Indy mechanic originally diagnosed this as a front, upper, valve gasket leak. I've done soooo much research on fixing, ordered the valve gasket kit, was looking at all the parts for camshaft magnets, looks like after all this, the driver side cam magnet has a tiny stream (see pic below). When I disconnected the black plastic pieces, there was oil in them. Is this bad? Are these the camshaft position sensors, and now I need to check the oxygen sensors for oil? How would I even do that?
Hopefully this helps someone. Just clean it first, wait and see where the leak really is, or if there even is a leak before proceeding. I would've felt like a jacka$$ if I popped off the cylinder head and replaced the gasket when there's no leak.
NOW, MB at Encino, CA said they replaced the cam mags in July, 2011 under an open campaign b/c they were DEFECTIVE (even leaked on the wiring harness which was also replaced under the campaign). So did they replace the cam mags or are they full of shlT? Based on the part number written on the cam mags, can anyone tell if this this an updated part number or one of the original defective Cam Mags??
The pigtales should have stopped oil from getting into the main harness. To check if this is so go to the O2 sensors. Each one has a fly lead. Trace the flylead back & you will find an inline plug. If the inline plugs are full of oil you know that the harness is saturated.
Original Part numbers from the EPC.
168 A 2710510177 MAGNET, Camshaft adjuster 002
#21
Super Moderator
Not in California for much longer. The paper work burden to use Perch has caused most dry cleaners to switch to hydrocarbon or brominated solvents like Chevron EcoSolv or DrySolv respectively. Of course both alternatives are not as "powerful" as Perch, and require longer processing times. A shirt that used to cost a buck to dry clean now costs five. I suppose that is better than cancer.
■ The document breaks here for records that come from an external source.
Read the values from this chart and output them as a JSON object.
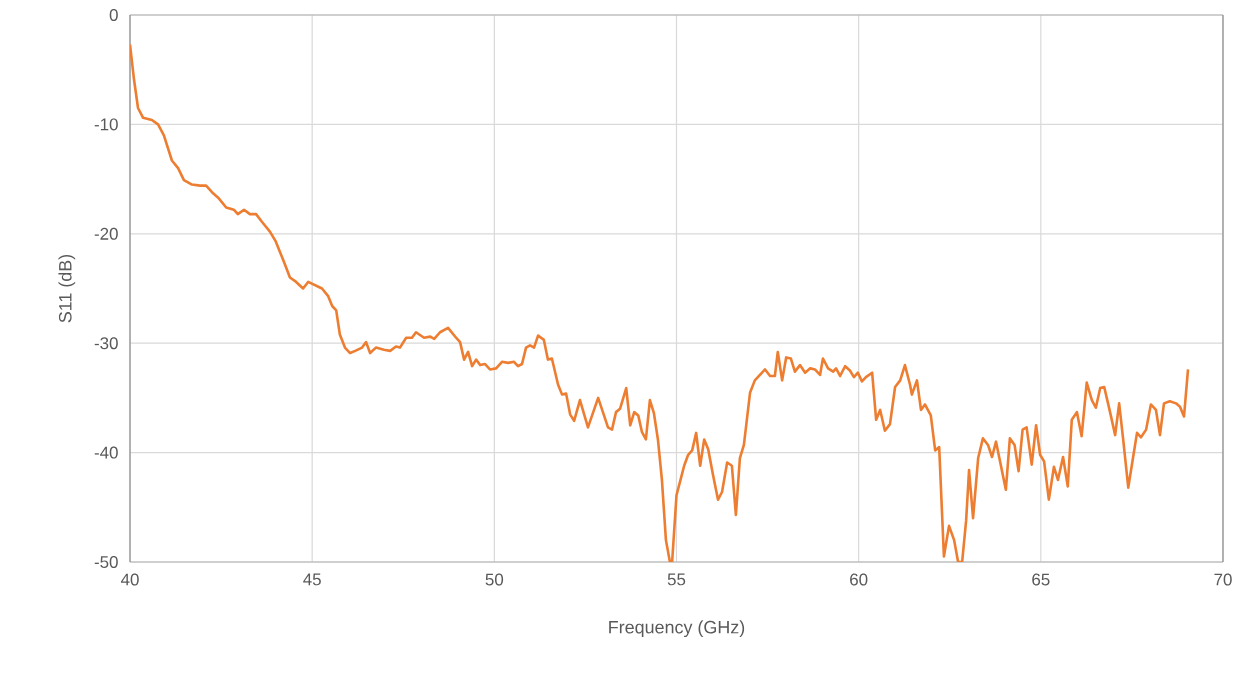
{
  "chart_data": {
    "type": "line",
    "xlabel": "Frequency (GHz)",
    "ylabel": "S11 (dB)",
    "xlim": [
      40,
      70
    ],
    "ylim": [
      -50,
      0
    ],
    "xticks": [
      40,
      45,
      50,
      55,
      60,
      65,
      70
    ],
    "yticks": [
      -50,
      -40,
      -30,
      -20,
      -10,
      0
    ],
    "grid": true,
    "line_style": "solid",
    "marker": "none",
    "series": [
      {
        "color": "#ed7d31",
        "x": [
          40.0,
          40.11,
          40.22,
          40.36,
          40.6,
          40.77,
          40.93,
          41.15,
          41.32,
          41.48,
          41.7,
          41.92,
          42.09,
          42.25,
          42.42,
          42.64,
          42.85,
          42.96,
          43.13,
          43.29,
          43.46,
          43.62,
          43.84,
          44.0,
          44.23,
          44.39,
          44.56,
          44.75,
          44.89,
          45.08,
          45.27,
          45.44,
          45.55,
          45.66,
          45.76,
          45.9,
          46.04,
          46.18,
          46.37,
          46.48,
          46.59,
          46.75,
          46.97,
          47.14,
          47.3,
          47.41,
          47.58,
          47.74,
          47.85,
          48.07,
          48.24,
          48.35,
          48.51,
          48.73,
          48.95,
          49.06,
          49.17,
          49.28,
          49.39,
          49.5,
          49.61,
          49.74,
          49.88,
          50.05,
          50.21,
          50.38,
          50.54,
          50.65,
          50.76,
          50.87,
          50.98,
          51.09,
          51.2,
          51.36,
          51.47,
          51.58,
          51.75,
          51.86,
          51.97,
          52.08,
          52.19,
          52.35,
          52.57,
          52.85,
          53.12,
          53.23,
          53.34,
          53.45,
          53.62,
          53.73,
          53.84,
          53.95,
          54.05,
          54.16,
          54.27,
          54.38,
          54.49,
          54.6,
          54.71,
          54.82,
          54.88,
          55.0,
          55.11,
          55.21,
          55.32,
          55.43,
          55.54,
          55.65,
          55.76,
          55.87,
          56.0,
          56.14,
          56.25,
          56.39,
          56.52,
          56.63,
          56.74,
          56.85,
          57.02,
          57.15,
          57.29,
          57.43,
          57.57,
          57.7,
          57.78,
          57.9,
          58.01,
          58.14,
          58.25,
          58.39,
          58.53,
          58.67,
          58.8,
          58.94,
          59.02,
          59.16,
          59.3,
          59.38,
          59.49,
          59.63,
          59.76,
          59.87,
          59.98,
          60.09,
          60.2,
          60.37,
          60.48,
          60.59,
          60.72,
          60.86,
          61.0,
          61.14,
          61.27,
          61.41,
          61.46,
          61.6,
          61.71,
          61.82,
          61.98,
          62.1,
          62.21,
          62.34,
          62.48,
          62.62,
          62.73,
          62.84,
          62.95,
          63.03,
          63.14,
          63.28,
          63.41,
          63.55,
          63.66,
          63.77,
          64.04,
          64.15,
          64.28,
          64.39,
          64.5,
          64.61,
          64.75,
          64.87,
          64.98,
          65.09,
          65.22,
          65.36,
          65.47,
          65.61,
          65.74,
          65.85,
          65.99,
          66.12,
          66.26,
          66.4,
          66.51,
          66.63,
          66.74,
          66.9,
          67.04,
          67.15,
          67.26,
          67.4,
          67.51,
          67.64,
          67.75,
          67.89,
          68.02,
          68.16,
          68.27,
          68.38,
          68.54,
          68.71,
          68.82,
          68.93,
          69.04
        ],
        "values": [
          -2.7,
          -5.9,
          -8.5,
          -9.4,
          -9.6,
          -10.0,
          -11.0,
          -13.3,
          -14.0,
          -15.1,
          -15.5,
          -15.6,
          -15.6,
          -16.2,
          -16.7,
          -17.6,
          -17.8,
          -18.2,
          -17.8,
          -18.2,
          -18.2,
          -18.9,
          -19.8,
          -20.7,
          -22.6,
          -24.0,
          -24.4,
          -25.0,
          -24.4,
          -24.7,
          -25.0,
          -25.7,
          -26.6,
          -27.0,
          -29.2,
          -30.4,
          -30.9,
          -30.7,
          -30.4,
          -29.9,
          -30.9,
          -30.4,
          -30.6,
          -30.7,
          -30.3,
          -30.4,
          -29.5,
          -29.5,
          -29.0,
          -29.5,
          -29.4,
          -29.6,
          -29.0,
          -28.6,
          -29.5,
          -29.9,
          -31.5,
          -30.8,
          -32.1,
          -31.5,
          -32.0,
          -31.9,
          -32.4,
          -32.3,
          -31.7,
          -31.8,
          -31.7,
          -32.1,
          -31.9,
          -30.4,
          -30.2,
          -30.4,
          -29.3,
          -29.7,
          -31.5,
          -31.4,
          -33.8,
          -34.7,
          -34.6,
          -36.5,
          -37.1,
          -35.2,
          -37.7,
          -35.0,
          -37.7,
          -37.9,
          -36.3,
          -36.0,
          -34.1,
          -37.5,
          -36.3,
          -36.6,
          -38.1,
          -38.8,
          -35.2,
          -36.4,
          -38.8,
          -42.5,
          -48.0,
          -50,
          -50,
          -43.9,
          -42.5,
          -41.2,
          -40.2,
          -39.8,
          -38.2,
          -41.2,
          -38.8,
          -39.7,
          -42.0,
          -44.3,
          -43.6,
          -40.9,
          -41.2,
          -45.7,
          -40.5,
          -39.3,
          -34.5,
          -33.4,
          -32.9,
          -32.4,
          -33.0,
          -33.0,
          -30.8,
          -33.4,
          -31.3,
          -31.4,
          -32.6,
          -32.0,
          -32.7,
          -32.3,
          -32.4,
          -32.9,
          -31.4,
          -32.3,
          -32.6,
          -32.3,
          -33.0,
          -32.1,
          -32.5,
          -33.1,
          -32.7,
          -33.5,
          -33.1,
          -32.7,
          -37.0,
          -36.1,
          -38.0,
          -37.4,
          -34.0,
          -33.4,
          -32.0,
          -33.8,
          -34.7,
          -33.4,
          -36.1,
          -35.6,
          -36.6,
          -39.8,
          -39.5,
          -49.5,
          -46.7,
          -48.0,
          -50,
          -50,
          -46.2,
          -41.6,
          -46.0,
          -40.5,
          -38.7,
          -39.3,
          -40.4,
          -39.0,
          -43.4,
          -38.7,
          -39.3,
          -41.7,
          -37.9,
          -37.7,
          -41.1,
          -37.5,
          -40.2,
          -40.8,
          -44.3,
          -41.3,
          -42.5,
          -40.4,
          -43.1,
          -37.0,
          -36.3,
          -38.5,
          -33.6,
          -35.2,
          -35.9,
          -34.1,
          -34.0,
          -36.3,
          -38.4,
          -35.5,
          -38.8,
          -43.2,
          -40.9,
          -38.2,
          -38.6,
          -37.9,
          -35.6,
          -36.1,
          -38.4,
          -35.5,
          -35.3,
          -35.5,
          -35.8,
          -36.7,
          -32.4
        ]
      }
    ]
  }
}
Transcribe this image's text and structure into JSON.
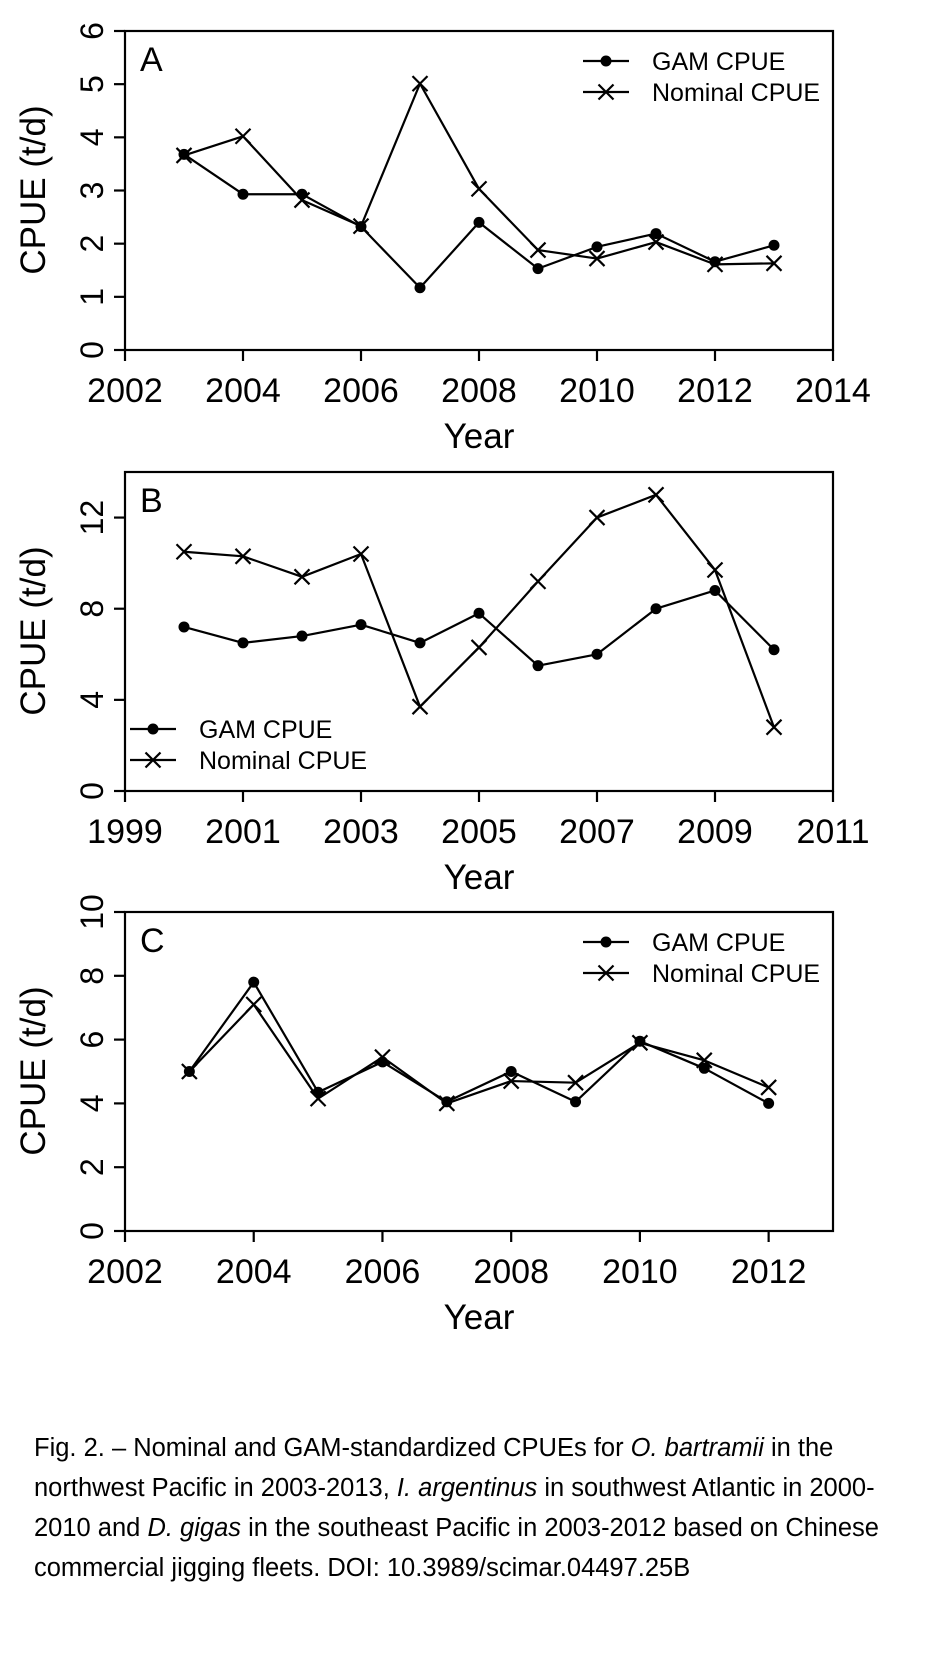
{
  "chart_data": [
    {
      "type": "line",
      "panel_label": "A",
      "xlabel": "Year",
      "ylabel": "CPUE (t/d)",
      "xlim": [
        2002,
        2014
      ],
      "ylim": [
        0,
        6
      ],
      "xticks": [
        2002,
        2004,
        2006,
        2008,
        2010,
        2012,
        2014
      ],
      "yticks": [
        0,
        1,
        2,
        3,
        4,
        5,
        6
      ],
      "legend_position": "top-right",
      "series": [
        {
          "name": "GAM CPUE",
          "marker": "dot",
          "x": [
            2003,
            2004,
            2005,
            2006,
            2007,
            2008,
            2009,
            2010,
            2011,
            2012,
            2013
          ],
          "values": [
            3.68,
            2.93,
            2.93,
            2.32,
            1.17,
            2.4,
            1.53,
            1.94,
            2.19,
            1.66,
            1.97
          ]
        },
        {
          "name": "Nominal CPUE",
          "marker": "cross",
          "x": [
            2003,
            2004,
            2005,
            2006,
            2007,
            2008,
            2009,
            2010,
            2011,
            2012,
            2013
          ],
          "values": [
            3.66,
            4.02,
            2.82,
            2.33,
            5.01,
            3.03,
            1.88,
            1.72,
            2.03,
            1.61,
            1.63
          ]
        }
      ]
    },
    {
      "type": "line",
      "panel_label": "B",
      "xlabel": "Year",
      "ylabel": "CPUE (t/d)",
      "xlim": [
        1999,
        2011
      ],
      "ylim": [
        0,
        14
      ],
      "xticks": [
        1999,
        2001,
        2003,
        2005,
        2007,
        2009,
        2011
      ],
      "yticks": [
        0,
        4,
        8,
        12
      ],
      "legend_position": "bottom-left",
      "series": [
        {
          "name": "GAM CPUE",
          "marker": "dot",
          "x": [
            2000,
            2001,
            2002,
            2003,
            2004,
            2005,
            2006,
            2007,
            2008,
            2009,
            2010
          ],
          "values": [
            7.2,
            6.5,
            6.8,
            7.3,
            6.5,
            7.8,
            5.5,
            6.0,
            8.0,
            8.8,
            6.2
          ]
        },
        {
          "name": "Nominal CPUE",
          "marker": "cross",
          "x": [
            2000,
            2001,
            2002,
            2003,
            2004,
            2005,
            2006,
            2007,
            2008,
            2009,
            2010
          ],
          "values": [
            10.5,
            10.3,
            9.4,
            10.4,
            3.7,
            6.3,
            9.2,
            12.0,
            13.0,
            9.7,
            2.8
          ]
        }
      ]
    },
    {
      "type": "line",
      "panel_label": "C",
      "xlabel": "Year",
      "ylabel": "CPUE (t/d)",
      "xlim": [
        2002,
        2013
      ],
      "ylim": [
        0,
        10
      ],
      "xticks": [
        2002,
        2004,
        2006,
        2008,
        2010,
        2012
      ],
      "yticks": [
        0,
        2,
        4,
        6,
        8,
        10
      ],
      "legend_position": "top-right",
      "series": [
        {
          "name": "GAM CPUE",
          "marker": "dot",
          "x": [
            2003,
            2004,
            2005,
            2006,
            2007,
            2008,
            2009,
            2010,
            2011,
            2012
          ],
          "values": [
            5.0,
            7.8,
            4.35,
            5.3,
            4.05,
            5.0,
            4.05,
            5.95,
            5.1,
            4.0
          ]
        },
        {
          "name": "Nominal CPUE",
          "marker": "cross",
          "x": [
            2003,
            2004,
            2005,
            2006,
            2007,
            2008,
            2009,
            2010,
            2011,
            2012
          ],
          "values": [
            5.0,
            7.1,
            4.15,
            5.45,
            4.0,
            4.7,
            4.65,
            5.9,
            5.35,
            4.5
          ]
        }
      ]
    }
  ],
  "caption": {
    "t1": "Fig. 2. – Nominal and GAM-standardized CPUEs for ",
    "i1": "O. bartramii",
    "t2": " in the northwest Pacific in 2003-2013, ",
    "i2": "I. argentinus",
    "t3": " in southwest Atlantic in 2000-2010 and ",
    "i3": "D. gigas",
    "t4": " in the southeast Pacific in 2003-2012 based on Chinese commercial jigging fleets. DOI: 10.3989/scimar.04497.25B"
  }
}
Of course the Benzines are not all that healthy either.
#22
Senior Member
Thread Starter
Because the part number for the cam mags are not updated, I'm going to only replace the O ring and the stop plug. I have the WIS for the camshaft solenoid but it does not say the torque spec for the three screws. Does anyone know what size to use to get off the screws so I don't accidentally strip em?
#23
Super Moderator
I don't think that will stop the leak into the electrical plugs which is what really matters.
#24
Junior Member
The leak is coming from the two gaskets inside the adjuster magnets. They are actually very easy to repair. I just did this on my 05 c230k. You need to take a small drill bit and drill out he lead sodder points holding the magnet housing together. there are three. Once you drill these out you will be able to pry them apart. You will find the doughnut shaped magnet with a silicone gasket on either side. You need to clean all the oil and completely degrease all the pieces. Then take sensor safe gasket maker and coat both sides of the gaskets put back together in reverse order. (top part of housing, gasket maker, silcone gasket, more gasket maker then magnet, then more gasket maker then silicone gasket then bottom portion of housing) then use a clamp to hold it all together untill dry. This will take a few hours to set up. you dont need to worry about putting rivets back in.. the three bolts will press it together against the engine housing.
I did mine last week and it it dry as bone......cost $7 for sensor safe gasket maker.
I did mine last week and it it dry as bone......cost $7 for sensor safe gasket maker.